Simple scheduling for short-running Docker containers

Usage

Dockron requires access to the Docker, so it may need to be run as root, or, if in a Docker container, need the socket mapped as a volume.

Running Dockron

As simple as:

dockron

It will then run in the foreground, periodically checking Docker for containers with labels containing a cron schedule.

By default, Dockron will periodically poll Docker for new containers or schedule changes every minute. You can specify an interval by using the -watch flag.

Running with Docker

Dockron is also available as a Docker image. The multi-arch repo can be found at IamTheFij/dockron

From either an amd64, arm, or arm64 machine, you can run Dockron using:

docker run -v /var/run/docker.sock:/var/run/docker.sock:ro iamthefij/dockron -watch

Scheduling a container

First, be sure your container is something that is not long running and will actually exit when complete. This is for batch runs and not keeping a service running. Docker should be able to do that on it's own with a restart policy.

Create your container and add a label in the form dockron.schedule="* * * * *", where the value is a valid cron expression (See the section Cron Expression Formatting).

Dockron will now start that container peridically on the schedule.

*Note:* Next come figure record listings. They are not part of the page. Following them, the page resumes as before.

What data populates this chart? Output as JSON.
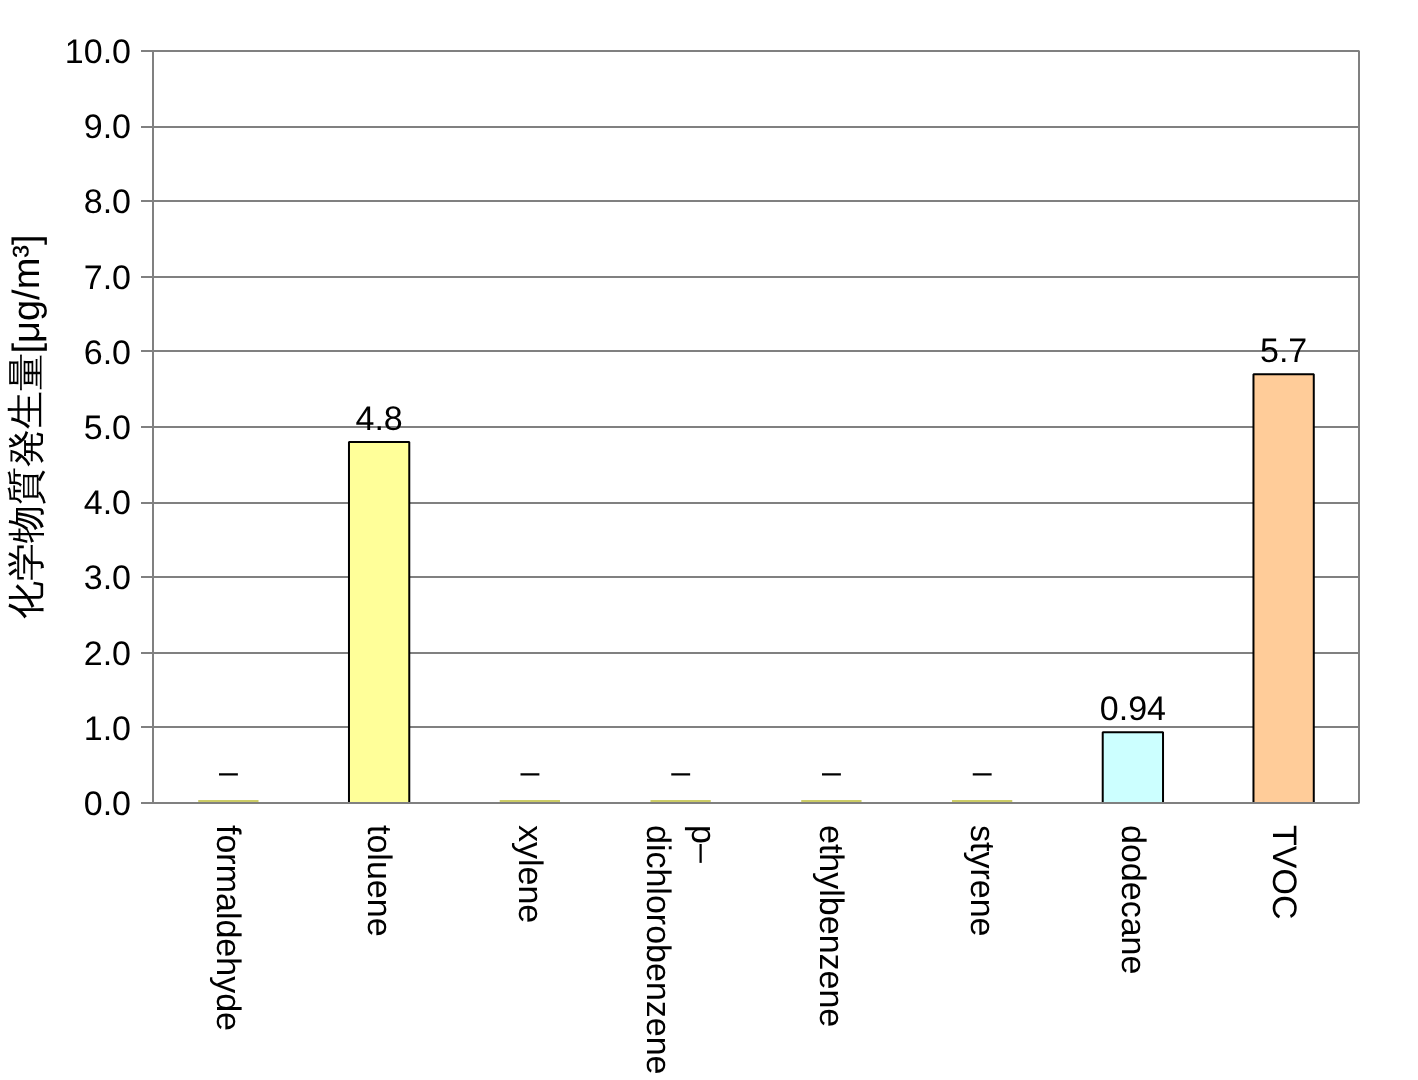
{
  "chart_data": {
    "type": "bar",
    "ylabel": "化学物質発生量[μg/m³]",
    "categories": [
      "formaldehyde",
      "toluene",
      "xylene",
      "p–dichlorobenzene",
      "ethylbenzene",
      "styrene",
      "dodecane",
      "TVOC"
    ],
    "values": [
      0,
      4.8,
      0,
      0,
      0,
      0,
      0.94,
      5.7
    ],
    "colors": [
      "#cccc66",
      "#ffff99",
      "#cccc66",
      "#cccc66",
      "#cccc66",
      "#cccc66",
      "#ccffff",
      "#ffcc99"
    ],
    "value_labels": [
      "–",
      "4.8",
      "–",
      "–",
      "–",
      "–",
      "0.94",
      "5.7"
    ],
    "ylim": [
      0,
      10
    ],
    "yticks": [
      {
        "value": 0,
        "label": "0.0"
      },
      {
        "value": 1,
        "label": "1.0"
      },
      {
        "value": 2,
        "label": "2.0"
      },
      {
        "value": 3,
        "label": "3.0"
      },
      {
        "value": 4,
        "label": "4.0"
      },
      {
        "value": 5,
        "label": "5.0"
      },
      {
        "value": 6,
        "label": "6.0"
      },
      {
        "value": 7,
        "label": "7.0"
      },
      {
        "value": 8,
        "label": "8.0"
      },
      {
        "value": 9,
        "label": "9.0"
      },
      {
        "value": 10,
        "label": "10.0"
      }
    ],
    "grid": "y"
  }
}
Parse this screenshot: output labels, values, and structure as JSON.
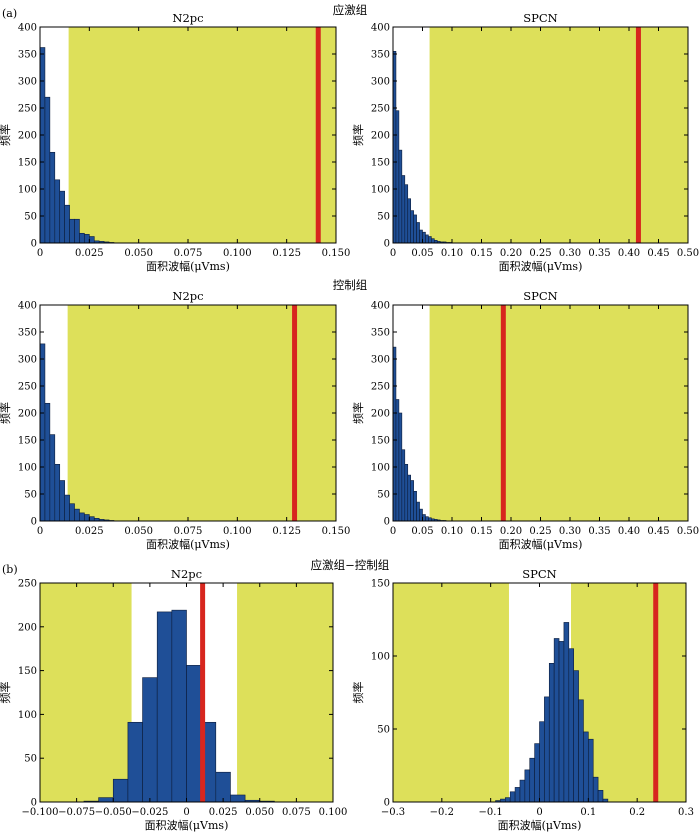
{
  "figure": {
    "panel_labels": [
      "(a)",
      "(b)"
    ],
    "group_titles": [
      "应激组",
      "控制组",
      "应激组−控制组"
    ]
  },
  "colors": {
    "background_shade": "#dde05a",
    "bar_fill": "#1f4f97",
    "bar_edge": "#0c1c3a",
    "observed_line": "#d7261e",
    "axis": "#000000"
  },
  "chart_data": [
    {
      "type": "bar",
      "title": "N2pc",
      "group": "应激组",
      "xlabel": "面积波幅(μVms)",
      "ylabel": "频率",
      "xlim": [
        0,
        0.15
      ],
      "ylim": [
        0,
        400
      ],
      "xticks": [
        0,
        0.025,
        0.05,
        0.075,
        0.1,
        0.125,
        0.15
      ],
      "xtick_labels": [
        "0",
        "0.025",
        "0.050",
        "0.075",
        "0.100",
        "0.125",
        "0.150"
      ],
      "yticks": [
        0,
        50,
        100,
        150,
        200,
        250,
        300,
        350,
        400
      ],
      "bin_width": 0.0025,
      "bin_start": 0,
      "values": [
        362,
        270,
        168,
        117,
        96,
        70,
        44,
        44,
        18,
        16,
        12,
        4,
        3,
        2,
        1
      ],
      "unshaded_range": [
        0,
        0.0145
      ],
      "observed_value": 0.141,
      "grid": false
    },
    {
      "type": "bar",
      "title": "SPCN",
      "group": "应激组",
      "xlabel": "面积波幅(μVms)",
      "ylabel": "频率",
      "xlim": [
        0,
        0.5
      ],
      "ylim": [
        0,
        400
      ],
      "xticks": [
        0,
        0.05,
        0.1,
        0.15,
        0.2,
        0.25,
        0.3,
        0.35,
        0.4,
        0.45,
        0.5
      ],
      "xtick_labels": [
        "0",
        "0.05",
        "0.10",
        "0.15",
        "0.20",
        "0.25",
        "0.30",
        "0.35",
        "0.40",
        "0.45",
        "0.50"
      ],
      "yticks": [
        0,
        50,
        100,
        150,
        200,
        250,
        300,
        350,
        400
      ],
      "bin_width": 0.005,
      "bin_start": 0,
      "values": [
        355,
        245,
        172,
        125,
        108,
        82,
        60,
        52,
        38,
        24,
        20,
        15,
        12,
        8,
        5,
        3,
        2,
        2,
        1,
        1
      ],
      "unshaded_range": [
        0,
        0.062
      ],
      "observed_value": 0.416,
      "grid": false
    },
    {
      "type": "bar",
      "title": "N2pc",
      "group": "控制组",
      "xlabel": "面积波幅(μVms)",
      "ylabel": "频率",
      "xlim": [
        0,
        0.15
      ],
      "ylim": [
        0,
        400
      ],
      "xticks": [
        0,
        0.025,
        0.05,
        0.075,
        0.1,
        0.125,
        0.15
      ],
      "xtick_labels": [
        "0",
        "0.025",
        "0.050",
        "0.075",
        "0.100",
        "0.125",
        "0.150"
      ],
      "yticks": [
        0,
        50,
        100,
        150,
        200,
        250,
        300,
        350,
        400
      ],
      "bin_width": 0.0025,
      "bin_start": 0,
      "values": [
        328,
        218,
        160,
        105,
        75,
        48,
        32,
        22,
        15,
        12,
        8,
        5,
        3,
        2,
        1
      ],
      "unshaded_range": [
        0,
        0.014
      ],
      "observed_value": 0.129,
      "grid": false
    },
    {
      "type": "bar",
      "title": "SPCN",
      "group": "控制组",
      "xlabel": "面积波幅(μVms)",
      "ylabel": "频率",
      "xlim": [
        0,
        0.5
      ],
      "ylim": [
        0,
        400
      ],
      "xticks": [
        0,
        0.05,
        0.1,
        0.15,
        0.2,
        0.25,
        0.3,
        0.35,
        0.4,
        0.45,
        0.5
      ],
      "xtick_labels": [
        "0",
        "0.05",
        "0.10",
        "0.15",
        "0.20",
        "0.25",
        "0.30",
        "0.35",
        "0.40",
        "0.45",
        "0.50"
      ],
      "yticks": [
        0,
        50,
        100,
        150,
        200,
        250,
        300,
        350,
        400
      ],
      "bin_width": 0.005,
      "bin_start": 0,
      "values": [
        322,
        225,
        200,
        132,
        105,
        85,
        75,
        55,
        35,
        22,
        12,
        8,
        6,
        4,
        3,
        2,
        1,
        1
      ],
      "unshaded_range": [
        0,
        0.062
      ],
      "observed_value": 0.187,
      "grid": false
    },
    {
      "type": "bar",
      "title": "N2pc",
      "group": "应激组−控制组",
      "xlabel": "面积波幅(μVms)",
      "ylabel": "频率",
      "xlim": [
        -0.1,
        0.1
      ],
      "ylim": [
        0,
        250
      ],
      "xticks": [
        -0.1,
        -0.075,
        -0.05,
        -0.025,
        0,
        0.025,
        0.05,
        0.075,
        0.1
      ],
      "xtick_labels": [
        "−0.100",
        "−0.075",
        "−0.050",
        "−0.025",
        "0",
        "0.025",
        "0.050",
        "0.075",
        "0.100"
      ],
      "yticks": [
        0,
        50,
        100,
        150,
        200,
        250
      ],
      "bin_width": 0.01,
      "bin_start": -0.07,
      "values": [
        1,
        5,
        26,
        91,
        142,
        217,
        219,
        156,
        91,
        34,
        8,
        2,
        1
      ],
      "unshaded_range": [
        -0.0375,
        0.0345
      ],
      "observed_value": 0.011,
      "grid": false
    },
    {
      "type": "bar",
      "title": "SPCN",
      "group": "应激组−控制组",
      "xlabel": "面积波幅(μVms)",
      "ylabel": "频率",
      "xlim": [
        -0.3,
        0.3
      ],
      "ylim": [
        0,
        150
      ],
      "xticks": [
        -0.3,
        -0.2,
        -0.1,
        0,
        0.1,
        0.2,
        0.3
      ],
      "xtick_labels": [
        "−0.3",
        "−0.2",
        "−0.1",
        "0",
        "0.1",
        "0.2",
        "0.3"
      ],
      "yticks": [
        0,
        50,
        100,
        150
      ],
      "bin_width": 0.01,
      "bin_start": -0.1,
      "values": [
        0,
        1,
        2,
        3,
        7,
        10,
        15,
        22,
        30,
        40,
        55,
        72,
        95,
        112,
        110,
        123,
        105,
        90,
        70,
        48,
        43,
        17,
        8,
        2,
        0
      ],
      "unshaded_range": [
        -0.0625,
        0.0645
      ],
      "observed_value": 0.238,
      "grid": false
    }
  ]
}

Cron Expression Formatting

For more information on the cron expression parsing, see the docs for robfig/cron.

Caveats

Dockron is quite simple right now. It does not yet:

  • Issue any retries
  • Cancel hanging jobs

I intend to keep it simple as well. It will likely never:

  • Provide any kind of alerting (check out Minitor)
  • Handle job dependencies

Either use a separate tool in conjunction with Dockron, or use a more robust scheduler like Tron, or Chronos.